Daily High – Long trade scenario
Strong or weak highs/lows
- Distinguishing a strong high from a weak high or
- Distinguishing a strong low from a weak low
- Isn’t a standalone trading strategy.
- However, being able to tell the difference is quite crucial.
- In fact, in every trade that is based on our main volume-based strategies,
- We consider whether our levels are close to strong or weak highs or lows.
Strong high/low
- Forming of highs and lows are closely connected to aggression.
- The most simple and widely known are the Rejection candles
- (From Vol 3) that shows reactive aggression.
- The common thing for all of them is long tails and fast change of direction.
- The long tail means that there was a strong and aggressive reaction activity.
- This is exactly how you tell strong high/low from weak high/low.
Strong Low
- If there is a swing low where you can see a strong and quick rejection of lower prices followed by aggressive up-move you are looking at strong low.
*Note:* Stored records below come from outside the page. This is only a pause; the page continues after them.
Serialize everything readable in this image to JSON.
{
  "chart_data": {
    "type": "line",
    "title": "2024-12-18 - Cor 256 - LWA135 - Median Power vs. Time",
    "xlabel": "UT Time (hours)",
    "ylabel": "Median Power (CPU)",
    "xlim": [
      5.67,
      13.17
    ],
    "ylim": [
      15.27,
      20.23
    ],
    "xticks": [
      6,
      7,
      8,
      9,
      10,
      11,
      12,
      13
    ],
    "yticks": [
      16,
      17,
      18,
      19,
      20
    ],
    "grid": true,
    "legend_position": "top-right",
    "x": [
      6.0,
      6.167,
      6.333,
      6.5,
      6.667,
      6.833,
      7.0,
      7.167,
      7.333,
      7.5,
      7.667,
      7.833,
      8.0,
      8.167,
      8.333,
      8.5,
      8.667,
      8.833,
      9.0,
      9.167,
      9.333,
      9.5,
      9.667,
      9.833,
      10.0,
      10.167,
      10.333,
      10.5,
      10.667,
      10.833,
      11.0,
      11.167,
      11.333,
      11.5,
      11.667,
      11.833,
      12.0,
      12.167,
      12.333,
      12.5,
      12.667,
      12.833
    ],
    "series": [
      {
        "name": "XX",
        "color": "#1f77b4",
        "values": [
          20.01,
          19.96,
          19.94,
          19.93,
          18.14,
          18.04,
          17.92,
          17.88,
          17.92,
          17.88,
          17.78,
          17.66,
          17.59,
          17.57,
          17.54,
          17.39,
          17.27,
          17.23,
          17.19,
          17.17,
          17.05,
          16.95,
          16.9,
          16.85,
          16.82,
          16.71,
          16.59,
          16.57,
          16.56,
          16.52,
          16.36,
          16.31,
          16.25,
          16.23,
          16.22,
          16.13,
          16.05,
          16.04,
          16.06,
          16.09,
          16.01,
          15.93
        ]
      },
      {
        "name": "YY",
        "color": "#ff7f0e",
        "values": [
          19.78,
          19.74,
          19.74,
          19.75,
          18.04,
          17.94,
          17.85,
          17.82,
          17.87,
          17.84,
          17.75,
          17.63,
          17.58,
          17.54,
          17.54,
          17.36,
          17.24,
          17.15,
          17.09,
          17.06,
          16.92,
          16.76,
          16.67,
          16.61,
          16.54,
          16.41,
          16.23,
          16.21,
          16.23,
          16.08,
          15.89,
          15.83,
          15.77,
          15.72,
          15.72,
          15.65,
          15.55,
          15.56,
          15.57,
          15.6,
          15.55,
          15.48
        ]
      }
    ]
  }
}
- It doesn’t have to be rejection candles or pin bar with similar candle formation.
- There just needs to be an area with an apparent and fast change of direction.
Strong High
- Remember that you are looking for aggression at highs/lows and not for any particular candle formations.
- Aggressive change of direction is what matters, not candle formation.
- The reason is that candle formations are different on every time-frame, but strong highs/lows formed by aggressive players are usually visible from more than one time-frame.
Weak high/low
- Weak highs or lows are the exact opposite of the strong ones.
- Such swing points were formed slowly, reluctantly and there wasn’t any apparent aggressive activity.
- Weak swing points can be identified by many knots of many candles that are “testing“ into some area,
- but there isn’t a candle that would test way beyond all the other candles (if there was, it would be a sign of a strong swing point).
- If there is no such a candle, just many candles testing the same area, then it is a weak high/low.
Weak High
- In the left picture, you can see the price going upwards and then turning very slowly and reluctantly.
- There is no aggression apparent at the swing point of this area.
- There simply weren‘t aggressive sellers to reject higher prices aggressively.
- This is a weak high.
- Reverse for weak low.
How to implement this into trading:
- Now, you know the difference between strong and weak highs and lows.
- Strong highs/lows are strong support/resist zones because they mark places in the chart where aggressive buyers/sellers were present.
- Weak highs/lows are places with no aggressive market participants present.
- We don’t suggest that you trade every strong high/low you see but should be aware of them in your trading and that you adapt your strategy accordingly to the strength and aggressiveness of how the swing highs/lows were formed.
Strong High = Quit Long Position
- Imagine you are in a long position and that you see that the price is approaching an area in which aggressive sellers were (strong high).
- Being aware of this strong high, you quit your position before it reaches this area.
- This is how you use knowledge of strong high to protect your profit and exit the trade before the position runs into a “danger zone“ (resistance zone created by strong high).
Weak High = Don’t Quit
- A common mistake would be going short from this weak high or quitting your long position early.
- The price usually retests weak areas, and it tends to make strong highs/lows eventually.
- Weak highs/lows are places the price is likely to shoot through.
- There is no reason to quit your trade if it is heading into a weak high/low area.
- If the area is really weak, the price is most likely to test it and shoot past it.